Wednesday, January 27, 2010
Whenever I get the chance to hear an interesting person talk, I try to do it. Heck, I might learn something.
Such was the case when Diane Nash spoke at Canisius College tonight. The name might not be familiar to everyone, especially under 50. But Nash is a relatively important figure in the history of civil rights of this country.
Nash happened to be at Fisk University in Nashville around 1960 or so. She was an active participant in the first sit-ins and protests at segregated lunch counters there. Who would have thought that not eating the less-than-delicious food at a Woolworth's for lunch would have started a revolution? Nash later became one of the famous Freedom Riders, who helped desegregate the interstate bus lines. Heck, she called out reinforcements after the first wave ran into problems. Oh, she called them from jail after she and her friends were arrested.
Nash has a relatively big role in David Halberstam's book on the Movement, "The Children." She was so pretty in her college days that she was practically a recruiting poster for the local Movement; most of the male volunteers supposedly found love at first sight. (See the 1960 picture) She married, and eventually divorced, one of the other workers.
There aren't many people like this left, people who lived through history, so a friend and I headed off to see her. It wasn't what I was expecting.
The first question about such a person is along the lines of, "How did you get involved?" Basically, she was a Chicago girl, a city where the racism was much less overt. She wondered why someone wasn't upset about it in Nashville, and went searching for people who were. She found them. Right person, right place, right time.
But from there, Nash went into a rather abstract discussion of the principles of non-violent protest. It would have been a fine classroom lecture in a class, but this wasn't a classroom. I saw no need to take notes. One aside was devoted to her belief that the North Vietnamese put up a noble fight against American imperialist aggressors in the Sixties and Seventies; she sounded ready to enlist again in Hanoi right now. Well, Nash hasn't lost her fury.
I wasn't expecting "What Did You Do in the Movement, Mommy? A light-hearted romp through the Old South" as a speech. But a little more "What was it like?" would have been useful. That's particularly true for a college audience, which no doubt thinks of segregated water fountains as ancient history. For a representative of a group that acted to try to help future generations, some background for those generations on the experience from her would have been useful.
I also hoping for a few good questions after the formal speech. Maybe something like, "What were your emotions on the days that Obama was elected or inaugurated?" Or, "When did you know you were going to ultimately triumph?" Or, "Can you guess how many times you thought to yourself, 'It sure would have been easier to do nothing.'?"
But there wasn't much of that. One question was asking for more detail on her Vietnam experience, and another was about the influence of Pan-African thought.

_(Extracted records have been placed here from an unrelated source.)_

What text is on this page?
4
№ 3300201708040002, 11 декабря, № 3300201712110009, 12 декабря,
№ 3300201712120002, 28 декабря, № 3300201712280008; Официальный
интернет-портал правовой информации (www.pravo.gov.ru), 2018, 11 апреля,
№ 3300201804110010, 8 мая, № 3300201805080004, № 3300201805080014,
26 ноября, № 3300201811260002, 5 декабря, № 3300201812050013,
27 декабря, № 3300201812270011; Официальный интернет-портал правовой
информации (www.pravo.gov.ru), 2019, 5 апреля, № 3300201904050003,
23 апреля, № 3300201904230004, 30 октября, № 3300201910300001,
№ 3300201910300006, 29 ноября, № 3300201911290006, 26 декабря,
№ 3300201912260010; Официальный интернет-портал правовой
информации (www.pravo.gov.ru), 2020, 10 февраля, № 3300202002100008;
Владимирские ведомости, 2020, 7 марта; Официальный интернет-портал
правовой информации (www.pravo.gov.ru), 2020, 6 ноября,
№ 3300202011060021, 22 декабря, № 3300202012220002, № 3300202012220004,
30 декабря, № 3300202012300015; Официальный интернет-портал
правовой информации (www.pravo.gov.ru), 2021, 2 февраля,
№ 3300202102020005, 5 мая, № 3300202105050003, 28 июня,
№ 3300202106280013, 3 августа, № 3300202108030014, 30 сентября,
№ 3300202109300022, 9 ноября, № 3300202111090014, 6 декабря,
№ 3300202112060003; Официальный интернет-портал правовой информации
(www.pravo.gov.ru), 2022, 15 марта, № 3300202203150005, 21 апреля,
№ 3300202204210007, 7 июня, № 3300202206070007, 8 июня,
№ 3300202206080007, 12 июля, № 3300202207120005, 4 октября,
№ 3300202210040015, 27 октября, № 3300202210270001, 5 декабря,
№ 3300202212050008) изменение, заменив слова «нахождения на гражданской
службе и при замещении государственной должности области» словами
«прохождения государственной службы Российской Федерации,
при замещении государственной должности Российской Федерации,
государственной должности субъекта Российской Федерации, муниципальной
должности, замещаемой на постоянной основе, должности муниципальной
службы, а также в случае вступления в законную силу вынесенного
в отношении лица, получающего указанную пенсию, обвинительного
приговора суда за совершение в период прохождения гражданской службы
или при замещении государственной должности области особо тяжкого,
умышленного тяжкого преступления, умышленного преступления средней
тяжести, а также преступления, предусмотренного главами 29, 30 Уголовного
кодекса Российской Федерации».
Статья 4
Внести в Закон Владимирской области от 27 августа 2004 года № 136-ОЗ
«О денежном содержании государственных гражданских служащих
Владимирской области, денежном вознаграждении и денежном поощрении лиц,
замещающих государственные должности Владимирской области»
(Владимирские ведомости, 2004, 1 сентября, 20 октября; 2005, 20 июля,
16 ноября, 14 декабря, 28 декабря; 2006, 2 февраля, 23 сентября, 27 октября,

I didn't pay to get in -- they even had free cookies -- so I can't complain too loudly. Still, perhaps the best part of the night came at the beginning. That's when Nash might have looked around at the crowd of maybe 250 people or so, and saw all sorts of people in a variety of hues gathered together. Fifty years ago, such a group in Nashville might have led to a call to the police department.
We have made some progress. It's good to stop and notice it sometimes.